Combien de temps met le gonflement à disparaître après un vol ?
Dans la grande majorité des cas, quelques heures suffisent une fois de retour à une activité normale, avec marche et position debout régulières. Sur un vol particulièrement long, la résorption complète peut prendre jusqu'à une journée, surtout si peu de mouvement a été fait pendant le trajet.
Les bas de contention sont-ils vraiment utiles pour un vol classique de 2-3 heures ?

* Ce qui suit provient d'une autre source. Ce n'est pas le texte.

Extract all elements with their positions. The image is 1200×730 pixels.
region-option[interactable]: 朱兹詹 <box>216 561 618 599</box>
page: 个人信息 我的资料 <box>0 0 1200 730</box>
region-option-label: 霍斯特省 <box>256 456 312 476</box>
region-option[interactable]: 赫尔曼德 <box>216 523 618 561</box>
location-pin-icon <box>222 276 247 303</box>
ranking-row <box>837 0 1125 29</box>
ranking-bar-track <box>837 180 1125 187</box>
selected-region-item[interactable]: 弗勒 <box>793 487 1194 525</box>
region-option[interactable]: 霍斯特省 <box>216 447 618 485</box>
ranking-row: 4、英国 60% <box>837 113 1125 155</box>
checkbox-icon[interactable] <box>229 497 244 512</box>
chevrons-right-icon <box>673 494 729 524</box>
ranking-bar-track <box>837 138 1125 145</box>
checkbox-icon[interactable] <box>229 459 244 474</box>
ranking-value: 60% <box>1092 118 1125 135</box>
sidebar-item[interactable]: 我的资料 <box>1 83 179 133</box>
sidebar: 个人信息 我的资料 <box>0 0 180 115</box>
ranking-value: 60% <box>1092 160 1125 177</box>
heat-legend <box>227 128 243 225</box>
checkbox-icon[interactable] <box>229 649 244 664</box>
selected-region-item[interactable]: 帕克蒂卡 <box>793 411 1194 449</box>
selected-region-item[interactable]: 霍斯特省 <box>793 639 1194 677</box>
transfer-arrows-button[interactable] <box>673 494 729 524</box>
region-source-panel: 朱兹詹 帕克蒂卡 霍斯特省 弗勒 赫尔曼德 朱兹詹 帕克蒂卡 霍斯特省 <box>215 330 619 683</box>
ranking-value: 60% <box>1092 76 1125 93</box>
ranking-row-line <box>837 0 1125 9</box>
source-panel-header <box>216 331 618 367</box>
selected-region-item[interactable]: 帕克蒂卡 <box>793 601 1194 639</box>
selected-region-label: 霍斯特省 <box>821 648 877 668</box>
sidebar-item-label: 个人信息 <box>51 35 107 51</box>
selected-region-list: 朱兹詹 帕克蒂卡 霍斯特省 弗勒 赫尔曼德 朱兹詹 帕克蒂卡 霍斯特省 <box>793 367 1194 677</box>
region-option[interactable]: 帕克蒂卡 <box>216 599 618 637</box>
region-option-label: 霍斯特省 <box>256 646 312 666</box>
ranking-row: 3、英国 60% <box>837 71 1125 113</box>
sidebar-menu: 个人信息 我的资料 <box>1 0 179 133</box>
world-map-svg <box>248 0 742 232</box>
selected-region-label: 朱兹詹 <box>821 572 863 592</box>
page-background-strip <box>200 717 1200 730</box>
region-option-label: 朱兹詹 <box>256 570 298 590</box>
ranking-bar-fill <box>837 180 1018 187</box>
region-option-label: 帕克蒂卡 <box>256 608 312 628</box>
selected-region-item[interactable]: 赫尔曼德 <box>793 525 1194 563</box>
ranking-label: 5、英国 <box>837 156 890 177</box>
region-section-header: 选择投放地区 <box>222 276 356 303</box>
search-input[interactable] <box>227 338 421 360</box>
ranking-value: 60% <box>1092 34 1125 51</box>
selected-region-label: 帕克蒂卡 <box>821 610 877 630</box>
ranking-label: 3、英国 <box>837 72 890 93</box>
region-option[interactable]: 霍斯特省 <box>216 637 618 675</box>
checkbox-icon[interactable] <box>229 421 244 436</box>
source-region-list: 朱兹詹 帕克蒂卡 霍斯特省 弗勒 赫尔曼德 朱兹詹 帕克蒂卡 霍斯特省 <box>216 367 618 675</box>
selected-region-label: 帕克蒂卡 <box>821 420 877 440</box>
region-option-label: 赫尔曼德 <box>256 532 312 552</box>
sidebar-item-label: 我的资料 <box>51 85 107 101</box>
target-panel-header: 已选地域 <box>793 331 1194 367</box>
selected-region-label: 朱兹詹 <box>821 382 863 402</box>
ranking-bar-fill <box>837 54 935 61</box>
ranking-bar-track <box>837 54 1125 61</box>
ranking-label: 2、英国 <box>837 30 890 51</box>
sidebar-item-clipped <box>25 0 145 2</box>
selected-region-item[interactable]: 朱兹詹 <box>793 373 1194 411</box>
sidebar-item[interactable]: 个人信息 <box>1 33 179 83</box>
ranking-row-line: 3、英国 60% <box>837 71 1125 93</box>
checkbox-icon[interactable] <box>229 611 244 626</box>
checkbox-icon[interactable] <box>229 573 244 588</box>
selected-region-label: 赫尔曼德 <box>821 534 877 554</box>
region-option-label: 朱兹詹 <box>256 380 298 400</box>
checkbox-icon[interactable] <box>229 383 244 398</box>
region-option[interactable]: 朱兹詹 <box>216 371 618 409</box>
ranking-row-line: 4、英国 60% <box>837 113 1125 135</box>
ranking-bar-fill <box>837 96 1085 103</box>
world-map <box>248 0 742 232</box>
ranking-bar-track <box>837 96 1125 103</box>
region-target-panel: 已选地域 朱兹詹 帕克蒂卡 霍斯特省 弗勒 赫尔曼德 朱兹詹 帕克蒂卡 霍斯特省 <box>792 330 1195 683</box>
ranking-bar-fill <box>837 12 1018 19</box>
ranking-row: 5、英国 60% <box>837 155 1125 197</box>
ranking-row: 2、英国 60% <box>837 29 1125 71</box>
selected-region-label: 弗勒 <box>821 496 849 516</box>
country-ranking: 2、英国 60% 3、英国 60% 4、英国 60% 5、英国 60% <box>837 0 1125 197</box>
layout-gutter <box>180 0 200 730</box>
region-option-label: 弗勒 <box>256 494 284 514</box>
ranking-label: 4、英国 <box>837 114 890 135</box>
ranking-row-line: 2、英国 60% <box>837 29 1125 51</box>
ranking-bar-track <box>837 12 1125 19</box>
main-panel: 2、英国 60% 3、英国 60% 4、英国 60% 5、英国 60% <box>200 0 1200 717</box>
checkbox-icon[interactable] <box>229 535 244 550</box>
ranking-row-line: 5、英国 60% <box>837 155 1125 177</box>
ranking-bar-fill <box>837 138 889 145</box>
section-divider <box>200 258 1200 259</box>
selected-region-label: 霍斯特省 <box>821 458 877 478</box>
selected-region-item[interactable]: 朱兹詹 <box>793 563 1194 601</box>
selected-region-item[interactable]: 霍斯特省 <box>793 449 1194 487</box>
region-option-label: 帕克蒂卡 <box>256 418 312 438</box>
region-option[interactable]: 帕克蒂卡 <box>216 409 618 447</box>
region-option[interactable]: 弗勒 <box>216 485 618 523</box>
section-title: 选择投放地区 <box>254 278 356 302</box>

Pour un vol court, les gestes simples, mobiliser les chevilles, marcher, s'hydrater, suffisent généralement. Les bas de contention deviennent surtout pertinents au-delà de 5-6 heures de vol, ou pour les personnes ayant des antécédents veineux, une grossesse en cours, ou un risque accru de thrombose.
Est-ce que boire beaucoup d'eau pendant le vol suffit à éviter le gonflement ?
L'hydratation aide, notamment en contrant l'air sec de la cabine, mais elle ne remplace pas le mouvement. Le mécanisme principal du gonflement vient de l'immobilité, pas seulement de la déshydratation : boire de l'eau sans jamais bouger les jambes limite le phénomène, mais ne l'empêche pas complètement.
Pourquoi je ne gonfle jamais en voiture ou en train mais toujours en avion ?
Parce que la pression cabine réduite s'ajoute à l'immobilité, un facteur absent en voiture ou en train à altitude normale. C'est la combinaison des deux mécanismes, moins de retour veineux ET pression atmosphérique plus basse, qui rend l'avion particulièrement propice à ce type de gonflement, même à durée de trajet comparable.
Le gonflement des chevilles en avion est-il plus fréquent en vieillissant ?
Oui, tendanciellement, car l'efficacité du retour veineux diminue souvent avec l'âge, notamment en cas de troubles veineux déjà présents (varices, insuffisance veineuse chronique). Ce n'est cependant pas systématique : de jeunes voyageurs en bonne santé peuvent aussi ressentir un gonflement marqué sur des vols longs, simplement du fait de l'immobilité prolongée.